Points were allocated for outright placings gained in each race with Scale A used for drivers of Class A cars, Scale B for drivers of Class B cars and Scale C for drivers of Class C cars.

Outright Position: 1; 2; 3; 4; 5; 6; 7; 8; 9; 10; 11; 12; 13; 14; 15; 16; 17; 18; 19; 20
Scale A: 30; 27; 24; 21; 19; 17; 15; 14; 13; 12; 11; 10; 9; 8; 7; 6; 5; 4; 3; 2
Scale B: 28; 26; 23; 20; 17; 15; 14; 13; 12; 11; 10; 9; 8; 7; 6; 5; 4; 3; 2; 1
Scale C: 25; 23; 20; 17; 15; 13; 11; 10; 9; 8; 7; 6; 5; 4; 3; 2; 1; -; -; -

A driver's points from both races at each round were aggregated and the result divided by two to arrive at the championship points allocation for the driver at that round.
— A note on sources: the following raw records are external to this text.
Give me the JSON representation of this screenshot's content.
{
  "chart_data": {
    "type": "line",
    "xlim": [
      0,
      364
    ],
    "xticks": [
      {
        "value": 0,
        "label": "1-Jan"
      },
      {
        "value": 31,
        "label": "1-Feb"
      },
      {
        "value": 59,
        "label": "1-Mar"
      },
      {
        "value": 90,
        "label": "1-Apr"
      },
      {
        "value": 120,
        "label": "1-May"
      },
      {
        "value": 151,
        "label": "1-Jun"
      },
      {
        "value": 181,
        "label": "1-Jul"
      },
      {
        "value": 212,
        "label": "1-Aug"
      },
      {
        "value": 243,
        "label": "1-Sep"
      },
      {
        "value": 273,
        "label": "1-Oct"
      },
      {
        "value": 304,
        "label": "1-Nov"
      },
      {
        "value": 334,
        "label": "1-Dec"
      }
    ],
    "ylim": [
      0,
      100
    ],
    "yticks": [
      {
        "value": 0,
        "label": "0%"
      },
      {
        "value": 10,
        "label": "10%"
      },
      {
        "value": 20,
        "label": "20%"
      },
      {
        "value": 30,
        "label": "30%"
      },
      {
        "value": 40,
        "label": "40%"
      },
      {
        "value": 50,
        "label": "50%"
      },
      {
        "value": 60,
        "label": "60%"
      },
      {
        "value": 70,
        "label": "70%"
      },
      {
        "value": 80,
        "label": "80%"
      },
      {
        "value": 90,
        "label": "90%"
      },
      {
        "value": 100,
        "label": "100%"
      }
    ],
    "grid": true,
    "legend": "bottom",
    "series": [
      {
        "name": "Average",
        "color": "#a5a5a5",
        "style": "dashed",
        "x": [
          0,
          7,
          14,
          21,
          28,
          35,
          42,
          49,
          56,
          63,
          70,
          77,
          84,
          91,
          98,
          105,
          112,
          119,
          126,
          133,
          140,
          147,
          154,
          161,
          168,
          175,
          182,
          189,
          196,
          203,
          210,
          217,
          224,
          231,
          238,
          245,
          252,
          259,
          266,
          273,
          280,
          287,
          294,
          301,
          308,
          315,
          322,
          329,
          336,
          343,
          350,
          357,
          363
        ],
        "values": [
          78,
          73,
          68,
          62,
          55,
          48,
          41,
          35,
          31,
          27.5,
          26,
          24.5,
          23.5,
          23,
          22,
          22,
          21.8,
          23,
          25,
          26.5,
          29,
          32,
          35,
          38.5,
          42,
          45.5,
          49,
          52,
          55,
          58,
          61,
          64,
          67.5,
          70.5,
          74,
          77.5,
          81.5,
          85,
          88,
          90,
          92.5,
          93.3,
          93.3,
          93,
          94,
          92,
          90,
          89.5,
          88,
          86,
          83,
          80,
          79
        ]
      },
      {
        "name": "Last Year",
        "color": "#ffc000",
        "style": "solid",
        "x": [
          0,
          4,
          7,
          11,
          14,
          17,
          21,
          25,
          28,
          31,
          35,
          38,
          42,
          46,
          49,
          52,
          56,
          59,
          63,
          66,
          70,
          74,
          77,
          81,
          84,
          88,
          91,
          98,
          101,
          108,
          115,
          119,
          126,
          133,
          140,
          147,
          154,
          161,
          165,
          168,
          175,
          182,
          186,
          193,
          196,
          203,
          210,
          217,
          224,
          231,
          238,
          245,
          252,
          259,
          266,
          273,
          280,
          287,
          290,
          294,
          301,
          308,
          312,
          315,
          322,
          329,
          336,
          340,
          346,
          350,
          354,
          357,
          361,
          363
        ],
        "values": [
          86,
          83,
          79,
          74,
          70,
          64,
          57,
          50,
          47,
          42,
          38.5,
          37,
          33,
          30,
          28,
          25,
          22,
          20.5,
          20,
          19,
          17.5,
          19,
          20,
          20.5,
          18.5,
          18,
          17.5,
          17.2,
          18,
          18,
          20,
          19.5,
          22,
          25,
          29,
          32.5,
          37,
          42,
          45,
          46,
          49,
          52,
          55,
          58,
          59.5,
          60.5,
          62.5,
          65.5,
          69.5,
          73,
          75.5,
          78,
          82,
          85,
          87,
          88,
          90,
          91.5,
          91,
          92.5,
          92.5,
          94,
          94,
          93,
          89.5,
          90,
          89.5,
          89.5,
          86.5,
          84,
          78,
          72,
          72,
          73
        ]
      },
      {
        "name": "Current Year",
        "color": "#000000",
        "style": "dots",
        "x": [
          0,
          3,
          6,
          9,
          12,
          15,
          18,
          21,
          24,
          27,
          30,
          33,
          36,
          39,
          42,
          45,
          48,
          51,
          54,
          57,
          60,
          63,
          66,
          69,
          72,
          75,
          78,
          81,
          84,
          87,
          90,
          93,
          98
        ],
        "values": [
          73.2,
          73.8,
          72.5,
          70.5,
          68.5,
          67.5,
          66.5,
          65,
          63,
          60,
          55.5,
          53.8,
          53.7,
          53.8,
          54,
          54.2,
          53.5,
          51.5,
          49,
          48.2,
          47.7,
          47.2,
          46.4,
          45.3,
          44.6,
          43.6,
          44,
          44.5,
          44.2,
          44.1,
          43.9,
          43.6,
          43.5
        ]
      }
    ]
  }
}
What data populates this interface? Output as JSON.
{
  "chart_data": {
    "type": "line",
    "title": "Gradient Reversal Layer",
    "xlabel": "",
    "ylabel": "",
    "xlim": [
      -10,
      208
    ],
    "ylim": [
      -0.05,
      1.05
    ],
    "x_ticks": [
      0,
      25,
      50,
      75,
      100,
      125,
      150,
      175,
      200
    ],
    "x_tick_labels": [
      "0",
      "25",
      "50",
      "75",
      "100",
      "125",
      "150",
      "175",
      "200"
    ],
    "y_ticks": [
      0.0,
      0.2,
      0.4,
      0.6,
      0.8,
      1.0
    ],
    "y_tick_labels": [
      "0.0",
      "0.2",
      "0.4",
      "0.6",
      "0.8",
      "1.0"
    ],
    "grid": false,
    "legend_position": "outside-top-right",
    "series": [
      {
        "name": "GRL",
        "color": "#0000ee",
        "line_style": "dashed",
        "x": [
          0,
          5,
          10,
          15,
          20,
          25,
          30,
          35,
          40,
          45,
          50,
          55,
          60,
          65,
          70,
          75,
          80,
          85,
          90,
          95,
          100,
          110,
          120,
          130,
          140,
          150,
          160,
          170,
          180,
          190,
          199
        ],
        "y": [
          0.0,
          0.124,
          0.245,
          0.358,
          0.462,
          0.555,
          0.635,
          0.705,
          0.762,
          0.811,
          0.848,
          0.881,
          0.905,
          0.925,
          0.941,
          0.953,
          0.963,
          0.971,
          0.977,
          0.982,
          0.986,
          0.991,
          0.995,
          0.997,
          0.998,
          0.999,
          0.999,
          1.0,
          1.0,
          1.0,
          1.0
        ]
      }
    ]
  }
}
==Championship standings==

| Position | Driver | No. | Car | Entrant | Class | Rd1 Sandown | Rd2 Adelaide | Rd3 Oran Park | Rd4 Lakeside | Rd5 Winton | Total |
|---|---|---|---|---|---|---|---|---|---|---|---|
| 1 | Peter Hopwood | 22 | Kaditcha Chevrolet | Steve Webb | C | 25 | 24 | 24 | - | 23 | 96 |
| 2 | Ray Hanger | 24 | Rennmax Ford BDA | Ray Hanger | A | 20 | - | 21½ | 25½ | 22½ | 89½ |
| 3 | Chris Clearihan | 1 | Kaditcha Chevrolet | Canberra Sports Car Club | C | 11½ | 20 | 21½ | 25 | 6½ | 84½ |
| 4 | Carl Gibson | 11 | Rennmax Repco | Carl Gibson | B | 6½ | 11½ | 10½ | - | 21½ | 50 |
| 5 | Bernie Van Elsen | 14 | Bolwell Nagari | Bernie Van Elsen | C | 17½ | 13 | 13 | - | - | 43½ |
| 6 | Bap Romano | 8 | Kaditcha K583 Cosworth | Kaditcha Factory Racing Team | B | - | 14 | - | - | 28 | 42 |
| 7 | Robert Pitman | 38 | U2 Clubman | R. Pitman | A | 14 | - | - | - | 14½ | 28½ |
| 8 | Paul Scott | 6 | Kaditcha Cosworth Vega | Pool Fab | B | - | 11½ | - | 13 | - | 24½ |
| 9 | Gregory Gardiner |  | Bulant |  | A | - | - | 7 | 14½ | - | 21½ |
| = | Johnnie Walker | 83 | Elfin ME5 | J.Walker | C | 21½ | - | - | - | - | 21½ |

- The above table lists only the top ten pointscorers.